Cbc] So? I'm really not sure why you ar bothering to read my posts. You want to talk about socialism and predict revolutionary conditions. I don't. I want to talk about how to organize mass movements in the present. I just don't find it interesting to talk about what socialism is and whether it's a good or a bad thing.
SA] If a socialist movement achieves power, maybe society will become "less atomized," but it will still be true that you can't make friends in a sensory deprivation tank. Maybe the workings of society will become "more transparent," but you still won't be able to know the population of a country just by living in it. Maybe there will be some attenuation in the division of labor, but it will still be true that an individual can't build a power plant all by himself. Et cetera.
Cbc] Again, So? I still don't understand what your point is in arguing with me. I'm not arguing for socialism or trying to convert anyone to it. I simply don't have a dog in this race.
SA] In that sense, exercises like Cottrell/Cockshott's are useful, because by reasoning through the features a non-market economy *might* have, they can identify certain features that any non-market economy *must* have.
Cbc] Sounds boring.
SA] For example, it becomes clear in reading their book that any non-market economy with a division of labor must maintain a centralized list of all products and the input-output matrices of each of those products.
Cbc] Mabel is peacefully laboring away in Kansas making whatevers. James is peacefully laboring away in Reims making whatevers. Jim's boss installs a new machine and suddenly Mabel's life in Kansas changes foreever. What Jim does thousands of miles away transforms Mabel's life.
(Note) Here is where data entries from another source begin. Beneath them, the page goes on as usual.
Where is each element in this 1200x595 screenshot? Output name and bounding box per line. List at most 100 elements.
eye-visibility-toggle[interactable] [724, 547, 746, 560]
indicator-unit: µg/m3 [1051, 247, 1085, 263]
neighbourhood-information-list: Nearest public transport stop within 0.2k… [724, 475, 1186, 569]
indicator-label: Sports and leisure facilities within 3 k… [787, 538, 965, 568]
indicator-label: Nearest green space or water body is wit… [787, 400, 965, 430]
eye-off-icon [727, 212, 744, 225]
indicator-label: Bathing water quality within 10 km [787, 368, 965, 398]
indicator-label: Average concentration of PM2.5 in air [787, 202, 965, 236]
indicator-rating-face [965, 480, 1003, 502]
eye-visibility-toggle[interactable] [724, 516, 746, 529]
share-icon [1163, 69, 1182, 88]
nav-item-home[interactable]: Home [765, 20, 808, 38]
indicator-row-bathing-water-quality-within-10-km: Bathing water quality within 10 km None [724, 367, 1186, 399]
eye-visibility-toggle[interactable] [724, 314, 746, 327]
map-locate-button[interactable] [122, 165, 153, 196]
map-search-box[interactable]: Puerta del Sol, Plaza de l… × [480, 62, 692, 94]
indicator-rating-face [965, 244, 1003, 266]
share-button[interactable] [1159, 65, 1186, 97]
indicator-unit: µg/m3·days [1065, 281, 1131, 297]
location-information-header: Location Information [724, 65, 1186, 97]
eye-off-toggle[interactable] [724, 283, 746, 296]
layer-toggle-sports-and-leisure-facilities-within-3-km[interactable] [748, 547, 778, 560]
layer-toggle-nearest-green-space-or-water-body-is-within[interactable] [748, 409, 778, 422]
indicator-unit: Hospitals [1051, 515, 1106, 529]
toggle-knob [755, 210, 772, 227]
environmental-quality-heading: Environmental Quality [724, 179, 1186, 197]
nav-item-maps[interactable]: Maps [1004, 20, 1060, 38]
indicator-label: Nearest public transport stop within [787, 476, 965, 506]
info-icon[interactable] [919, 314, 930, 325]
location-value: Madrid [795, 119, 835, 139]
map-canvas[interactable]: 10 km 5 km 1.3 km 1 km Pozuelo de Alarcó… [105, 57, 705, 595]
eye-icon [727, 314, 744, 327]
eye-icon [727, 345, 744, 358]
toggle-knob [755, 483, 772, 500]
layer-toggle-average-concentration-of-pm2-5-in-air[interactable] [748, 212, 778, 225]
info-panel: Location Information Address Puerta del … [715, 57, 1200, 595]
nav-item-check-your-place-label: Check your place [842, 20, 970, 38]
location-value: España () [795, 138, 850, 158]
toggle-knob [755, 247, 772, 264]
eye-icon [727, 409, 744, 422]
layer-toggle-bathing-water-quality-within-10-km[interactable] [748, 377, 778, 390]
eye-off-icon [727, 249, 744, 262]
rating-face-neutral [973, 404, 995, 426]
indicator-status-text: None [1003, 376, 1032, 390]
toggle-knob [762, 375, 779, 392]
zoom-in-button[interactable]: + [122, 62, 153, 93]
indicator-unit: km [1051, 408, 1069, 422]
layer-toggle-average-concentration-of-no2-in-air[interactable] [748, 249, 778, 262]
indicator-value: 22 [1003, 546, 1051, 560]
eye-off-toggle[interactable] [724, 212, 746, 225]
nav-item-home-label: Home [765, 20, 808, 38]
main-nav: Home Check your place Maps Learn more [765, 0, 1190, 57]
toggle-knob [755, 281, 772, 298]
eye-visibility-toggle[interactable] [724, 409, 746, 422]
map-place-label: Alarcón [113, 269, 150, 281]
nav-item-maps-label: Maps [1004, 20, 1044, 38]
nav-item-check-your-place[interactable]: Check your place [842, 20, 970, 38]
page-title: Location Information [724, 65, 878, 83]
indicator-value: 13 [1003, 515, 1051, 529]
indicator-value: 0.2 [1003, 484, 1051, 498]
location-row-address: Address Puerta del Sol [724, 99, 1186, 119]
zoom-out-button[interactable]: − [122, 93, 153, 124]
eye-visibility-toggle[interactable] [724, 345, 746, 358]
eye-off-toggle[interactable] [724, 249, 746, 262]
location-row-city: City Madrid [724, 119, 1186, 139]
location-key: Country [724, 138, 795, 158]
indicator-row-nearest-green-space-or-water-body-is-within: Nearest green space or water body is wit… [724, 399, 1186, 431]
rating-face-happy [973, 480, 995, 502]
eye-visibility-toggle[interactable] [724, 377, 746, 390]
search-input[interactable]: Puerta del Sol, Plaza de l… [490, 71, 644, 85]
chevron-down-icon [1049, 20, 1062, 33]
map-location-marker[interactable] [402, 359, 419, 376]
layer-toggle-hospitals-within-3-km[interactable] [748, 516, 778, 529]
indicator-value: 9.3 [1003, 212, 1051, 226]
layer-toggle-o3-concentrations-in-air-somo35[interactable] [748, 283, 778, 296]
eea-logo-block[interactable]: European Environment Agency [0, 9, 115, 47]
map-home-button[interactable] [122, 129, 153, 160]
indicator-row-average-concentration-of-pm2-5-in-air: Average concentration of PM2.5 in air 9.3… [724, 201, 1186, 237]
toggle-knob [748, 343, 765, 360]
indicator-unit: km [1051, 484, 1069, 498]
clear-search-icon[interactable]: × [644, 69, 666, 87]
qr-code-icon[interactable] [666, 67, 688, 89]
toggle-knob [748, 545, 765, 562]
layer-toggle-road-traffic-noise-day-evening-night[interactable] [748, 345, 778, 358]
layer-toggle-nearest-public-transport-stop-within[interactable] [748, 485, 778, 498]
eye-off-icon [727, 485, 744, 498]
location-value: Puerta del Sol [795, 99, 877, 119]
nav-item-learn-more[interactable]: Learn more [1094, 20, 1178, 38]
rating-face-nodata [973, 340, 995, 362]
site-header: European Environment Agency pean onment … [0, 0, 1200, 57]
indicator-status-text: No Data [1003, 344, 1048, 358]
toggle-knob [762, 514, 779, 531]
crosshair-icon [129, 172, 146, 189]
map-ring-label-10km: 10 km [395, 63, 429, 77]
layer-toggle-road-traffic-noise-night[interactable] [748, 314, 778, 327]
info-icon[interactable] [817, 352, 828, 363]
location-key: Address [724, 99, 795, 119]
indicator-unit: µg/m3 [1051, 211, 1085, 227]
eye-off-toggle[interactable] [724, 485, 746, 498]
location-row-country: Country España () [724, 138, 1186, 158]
Everyy one on the planet is so linked in millions of ways with everyone else, that everyone is subject to forces that no one really understands and can control.
This must stop. When we stop it. When we destroy those millions of interconnections that enslave us all, be ur wages high or low, we may find ourselves in a pickle. So be it. We, or our children or grandchildren will have to work it out the best that they can.
Now - I really don't care whether this convinces you or not. I am not in the business of converting people to socialism or marxism. I do want to persuade a few dozen people in Bloomington/Normal that demos are important and that they can't wait for Obama to do it, and if things heat up, some of those people, will start feeling uncomfortable, they will feel that whatever they accomplish in B/N somehow is not stable because there are all those links with the ret of the world. I watched a younng woman sit on the floor in a friend's living room and talk herself into socialism. I didn't say a word.
Now this may make as little sense to you as your post makes to me. I guess we just have to find other thngs to talk about. I have no desire to persuade you to be a socialist or a marxist. Nor am I going to argue about the details of socialism or even argue about whether one should argue about those details.
And I really don't understand why you read or respond to my posts.
Carrol
SA] Logically, it is just impossible for such an economy to lack those things. (Unless the "unknowable conditions" of the socialist future include such things as the spontaneous emergence of universal human powers of telepathy. I sometimes get the feeling that Carrol really has faith that such things will magically evolve to save the socialist future.)
There's actually a lot their book can tell you about any non-market future, assuming such a future were to come to pass.